Candy Manufacturers

Industry Profile Report

Dive Deep into the industry with a 25+ page industry report (pdf format) including the following chapters

Industry Overview Current Conditions, Industry Structure, How Firms Operate, Industry Trends, Credit Underwriting & Risks, and Industry Forecast.

Call Preparation Call Prep Questions, Industry Terms, and Weblinks.

Financial Insights Working Capital, Capital Financing, Business Valuation, and Financial Benchmarks.

Industry Profile Excerpts

Industry Overview

The 1,640 candy manufacturers in the US combine chocolate, sugar, and other raw ingredients to produce confections and chocolate-based products. Products consist primarily of chocolate and non-chocolate candies. Chocolate candies include bars, baking chocolate, coatings, syrups, liquors, powdered cocoa, fudge, and covered nuts. Non-chocolate candies include gum, chewy candy, hard candy, jelly candy, licorice, marshmallows, and toffee.

Variability in Raw Ingredient Costs

The cost of raw ingredients used in candy manufacturing can vary significantly from year to year, according to trends in commodity prices.

Seasonal Sales

Demand for candy is seasonal, and peaks during key holiday periods.

Industry size & Structure

A typical candy manufacturer operates out of a single location, employs 43 workers, and generates about $17-18 million annually.

    • The candy manufacturing industry consists of about 1,650 companies that employ 81,300 workers and generate $28.5 billion annually.
    • Chocolate confectionery manufacturing accounts for 63% of industry sales.
    • The candy manufacturing industry is concentrated - the top four chocolate confectionary manufacturing firms are about 53% of category sales. While non-chocolate confectionary manufacturing is less concentrated, large firms still dominate - the top 20 companies are 76% of category sales.
    • Large companies include Mars Wrigley, Hershey, Nestle, and Tootsie Roll Industries.
                                  Industry Forecast
                                  Candy Manufacturers Industry Growth
                                  Source: Vertical IQ and Inforum

                                  Recent Developments

                                  Mar 30, 2024 - Ingredients Driving Up Candy Prices
                                  • A trip to the candy store is getting more expensive driven by increases in the price of sugar, cocoa, and other inputs. Candy and nuts manufacturers and makers of chocolate and confectionery products each hiked prices last year and retail candy prices continued to climb in 2024. Prices paid by consumers for candy and chewing gum were 5.8% higher in February than a year ago, outpacing broader inflation, which was 3.2% in February, according to the US Bureau of Labor Statistics. Meanwhile, employment by candy manufacturers fell 2.7% in December compared to a year ago after posting a flat previous annual comparison, according to the BLS.
                                  • The price of cocoa, a key ingredient in chocolate confections, has tripled over the last 12 months, Reuters reports. In mid-March, May cocoa futures added $438 a metric ton to end at $7,405 in New York, nearly three times the price compared to a year ago and 38% above the previous record set in July 1977 during an earlier period of poor growing conditions in West Africa that shrank the global supply.
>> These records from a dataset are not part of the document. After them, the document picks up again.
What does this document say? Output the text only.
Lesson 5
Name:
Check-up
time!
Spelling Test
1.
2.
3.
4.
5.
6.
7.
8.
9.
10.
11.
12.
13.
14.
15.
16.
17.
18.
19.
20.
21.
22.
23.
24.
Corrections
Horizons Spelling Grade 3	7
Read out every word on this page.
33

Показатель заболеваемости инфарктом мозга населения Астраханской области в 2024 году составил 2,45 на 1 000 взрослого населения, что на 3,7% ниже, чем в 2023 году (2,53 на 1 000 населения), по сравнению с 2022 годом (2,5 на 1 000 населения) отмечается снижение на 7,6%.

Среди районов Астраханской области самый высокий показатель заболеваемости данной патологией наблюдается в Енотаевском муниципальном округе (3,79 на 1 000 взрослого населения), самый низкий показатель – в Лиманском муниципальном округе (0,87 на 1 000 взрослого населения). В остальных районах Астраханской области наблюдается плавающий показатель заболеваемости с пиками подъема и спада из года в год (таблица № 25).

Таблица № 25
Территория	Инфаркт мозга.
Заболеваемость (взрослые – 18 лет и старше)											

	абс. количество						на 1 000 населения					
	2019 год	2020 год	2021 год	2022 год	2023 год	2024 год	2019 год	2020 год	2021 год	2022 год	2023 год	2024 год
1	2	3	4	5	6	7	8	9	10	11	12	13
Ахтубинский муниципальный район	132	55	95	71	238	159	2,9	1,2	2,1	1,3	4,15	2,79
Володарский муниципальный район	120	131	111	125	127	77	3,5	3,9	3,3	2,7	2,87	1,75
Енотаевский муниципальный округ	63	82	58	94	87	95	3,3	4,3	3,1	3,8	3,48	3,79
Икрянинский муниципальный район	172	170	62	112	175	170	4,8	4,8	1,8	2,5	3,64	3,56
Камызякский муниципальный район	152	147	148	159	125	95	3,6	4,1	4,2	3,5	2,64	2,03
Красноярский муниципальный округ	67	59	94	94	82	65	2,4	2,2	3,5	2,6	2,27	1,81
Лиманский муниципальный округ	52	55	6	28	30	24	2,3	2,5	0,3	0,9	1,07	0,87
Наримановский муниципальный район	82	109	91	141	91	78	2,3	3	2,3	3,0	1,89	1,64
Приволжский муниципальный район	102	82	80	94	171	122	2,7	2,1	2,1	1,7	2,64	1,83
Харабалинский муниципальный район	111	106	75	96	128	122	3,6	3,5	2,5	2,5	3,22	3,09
Most of the world’s cocoa is grown in West Africa where unusually wet weather followed by hot, desert air led to a weak harvest and diminished stockpiles for the second consecutive year. The surge in cocoa prices has chocolatiers, confectioners, and big food companies raising prices, tweaking recipes, and shrinking products, WSJ reports. Some, including Mondelez, are promoting more non-chocolate Easter treats as the soaring price threatens profits and inflation-weary shoppers balk at high prices, Reuters reports.
                                  • The US is the world’s largest market for candy consumption, followed by China and the UK, according to Gitnux market data. Revenue in the confectionery segment in the US is expected to grow by 3.18% and reach a peak by 2026, Gitnux reports. US consumption of chocolate and other candy is expected to grow from about $268.1 million in 2020 to $275 million this year. Consumers between the ages of 25 to 45 account for the majority of confectionery consumption while shoppers older than 34 purchase more candy than those between the ages of 18 and 34. Overall, US consumers spend approximately $9.1 billion annually on candy, with the average American consuming 25 pounds of candy per year, according to Gitnux data.
                                  • A new California state law banning chemicals found in Peeps, Pez, and other popular candies is slated to take effect in January 2027. The four banned chemicals – brominated vegetable oil (BVO), potassium bromate, propylparaben, and red dye No. 3 – are all commonly found in sweets and some processed foods. Red dye No. 3, a food coloring found in Pez, Hot Tamales, and Sweethearts, has been linked to cancer. The chemicals are banned in Europe. The bill (AB 418) bans the sale, manufacture, and distribution of foods containing chemicals that have been linked to health risks and could have national repercussions. The bill initially included a fifth food additive, titanium dioxide, which was dropped.